The FBI decided that Weaver was such a bad person that the Constitution no longer applied. Snipers from the FBI Hostage Rescue Team were sent in the next day and ordered to shoot-to-kill any adult male outside the Weaver cabin. A federal appeals court ruling noted that “a group of FBI agents formulated rules of engagement that permitted their colleagues to hide in the bushes and gun down men who posed no immediate threat. Such wartime rules are patently unconstitutional for a police action.”
On August 22, 1992, FBI sniper Lon Horiuchi shot Randy Weaver under the arm after he stepped out of his cabin. As he struggled to return to his home, Horiuchi shot and killed Vicki Weaver as she stood in the cabin door holding their 10-month old baby. A confidential 1994 Justice Department task force report was appalled that people were gunned down before receiving any warning: “The absence of a (surrender demand) subjected the Government to charges that it was setting Weaver up for attack.”
Weaver and Harris, who never fired any shots at FBI agents, surrendered after an 11-day siege. At their 1993 trial, federal prosecutors asserted that Weaver long conspired to have an armed confrontation with the government. Bizarrely, the feds claimed that his moving from Iowa to near the Canadian border in 1983 was part of that plot.
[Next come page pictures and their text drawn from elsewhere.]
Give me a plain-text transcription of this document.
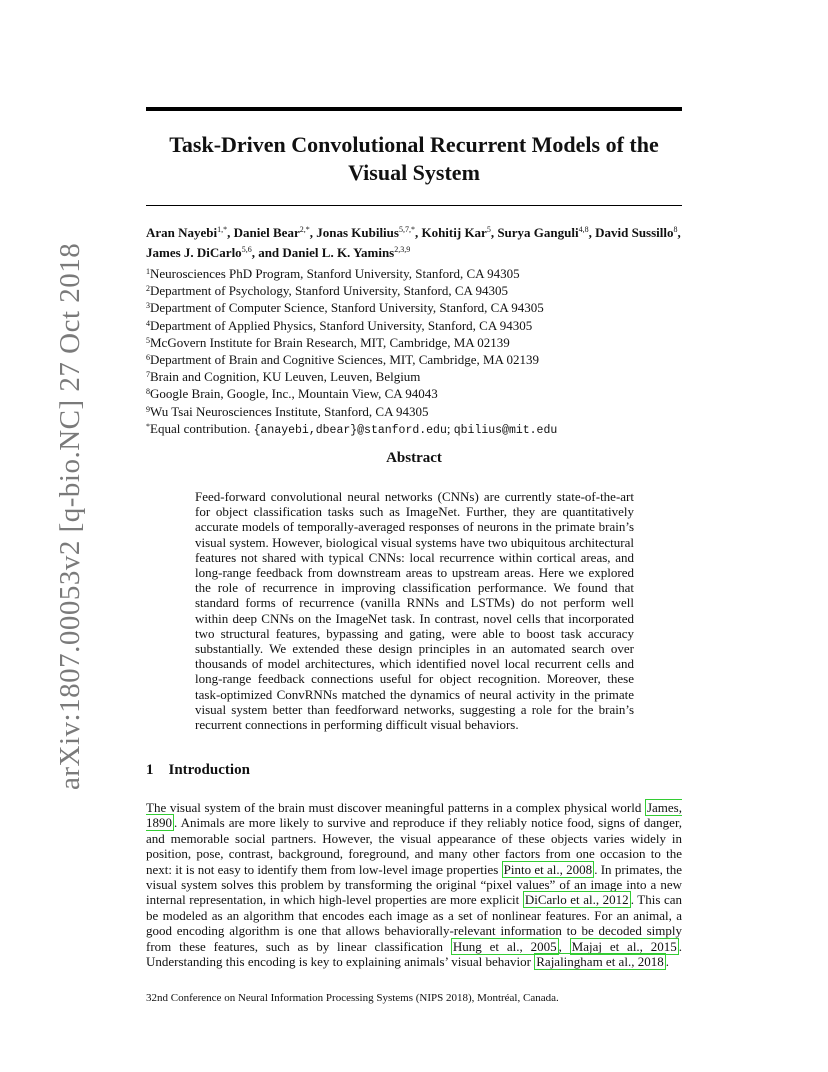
arXiv:1807.00053v2 [q-bio.NC] 27 Oct 2018
Task-Driven Convolutional Recurrent Models of the Visual System
Aran Nayebi$^{1,*}$, Daniel Bear$^{2,*}$, Jonas Kubilius$^{5,7,*}$, Kohitij Kar$^5$, Surya Ganguli$^{4,8}$, David Sussillo$^8$, James J. DiCarlo$^{5,6}$, and Daniel L. K. Yamins$^{2,3,9}$
$^1$Neurosciences PhD Program, Stanford University, Stanford, CA 94305
$^2$Department of Psychology, Stanford University, Stanford, CA 94305
$^3$Department of Computer Science, Stanford University, Stanford, CA 94305
$^4$Department of Applied Physics, Stanford University, Stanford, CA 94305
$^5$McGovern Institute for Brain Research, MIT, Cambridge, MA 02139
$^6$Department of Brain and Cognitive Sciences, MIT, Cambridge, MA 02139
$^7$Brain and Cognition, KU Leuven, Leuven, Belgium
$^8$Google Brain, Google, Inc., Mountain View, CA 94043
$^9$Wu Tsai Neurosciences Institute, Stanford, CA 94305
*Equal contribution. {anayebi,dbear}@stanford.edu; qbilius@mit.edu
Abstract

Feed-forward convolutional neural networks (CNNs) are currently state-of-the-art for object classification tasks such as ImageNet. Further, they are quantitatively accurate models of temporally-averaged responses of neurons in the primate brain’s visual system. However, biological visual systems have two ubiquitous architectural features not shared with typical CNNs: local recurrence within cortical areas, and long-range feedback from downstream areas to upstream areas. Here we explored the role of recurrence in improving classification performance. We found that standard forms of recurrence (vanilla RNNs and LSTMs) do not perform well within deep CNNs on the ImageNet task. In contrast, novel cells that incorporated two structural features, bypassing and gating, were able to boost task accuracy substantially. We extended these design principles in an automated search over thousands of model architectures, which identified novel local recurrent cells and long-range feedback connections useful for object recognition. Moreover, these task-optimized ConvRNNs matched the dynamics of neural activity in the primate visual system better than feedforward networks, suggesting a role for the brain’s recurrent connections in performing difficult visual behaviors.

1 Introduction

The visual system of the brain must discover meaningful patterns in a complex physical world James, 1890 . Animals are more likely to survive and reproduce if they reliably notice food, signs of danger, and memorable social partners. However, the visual appearance of these objects varies widely in position, pose, contrast, background, foreground, and many other factors from one occasion to the next: it is not easy to identify them from low-level image properties Pinto et al., 2008 . In primates, the visual system solves this problem by transforming the original “pixel values” of an image into a new internal representation, in which high-level properties are more explicit DiCarlo et al., 2012 . This can be modeled as an algorithm that encodes each image as a set of nonlinear features. For an animal, a good encoding algorithm is one that allows behaviorally-relevant information to be decoded simply from these features, such as by linear classification Hung et al., 2005 , Majaj et al., 2015 . Understanding this encoding is key to explaining animals’ visual behavior Rajalingham et al., 2018 .

32nd Conference on Neural Information Processing Systems (NIPS 2018), Montréal, Canada.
An Idaho jury found Weaver innocent of almost all charges and ruled that the shooting of the U.S. marshal was self-defense. Federal Judge Edward Lodge released a lengthy list detailing the Justice Department’s and FBI’s misconduct and fabrication of evidence in the case. After an elaborate coverup unraveled (a top FBI official was sent to prison for destroying key evidence), the feds in 1995 paid the Weaver family $3.1 million to settle their wrongful death lawsuit. This was not simply a right-wing cause: the American Civil Liberties Union was in the forefront of condemning federal misconduct at Ruby Ridge.
Federal vendettas spur citizen backlashes. On Tuesday, a Nevada jury, in what the Associated Press labeled a “stunning setback to federal prosecutors,” found four supporters of rancher Cliven Bundy not guilty for their role in a 2014 confrontation with federal agents in a dispute over cattle grazing on government land. Even though federal judge Gloria Navarro muzzled defendants and prohibited them from invoking their constitutional rights, jurors scorned federal claims that the men were part of a conspiracy against the government. As at Ruby Ridge, the feds pulled out all the stops to get their targets: The FBI created a bogus “independent” documentary film crew that spent almost a year visiting and pursuing the Bundy family and their supporters, seeking to gather incriminating evidence during interviews.
In a nation with hundreds of millions of people, there will be plenty of folks with antisocial or harebrained notions. But even if the government could eliminate everyone with heretical beliefs, the sheer extent of repression would spawn legions of new rabble-rousers. Freedom of speech is a more reliable antidote to toxic ideologies than unleashing the FBI or other federal agencies.
Bad precedents can be far more deadly than bad ideas. Ruby Ridge illustrates the folly of treating noxious ideas like ticking time bombs. The vast majority of devotees of deluded dogmas will be duds — unless the government detonates the scene.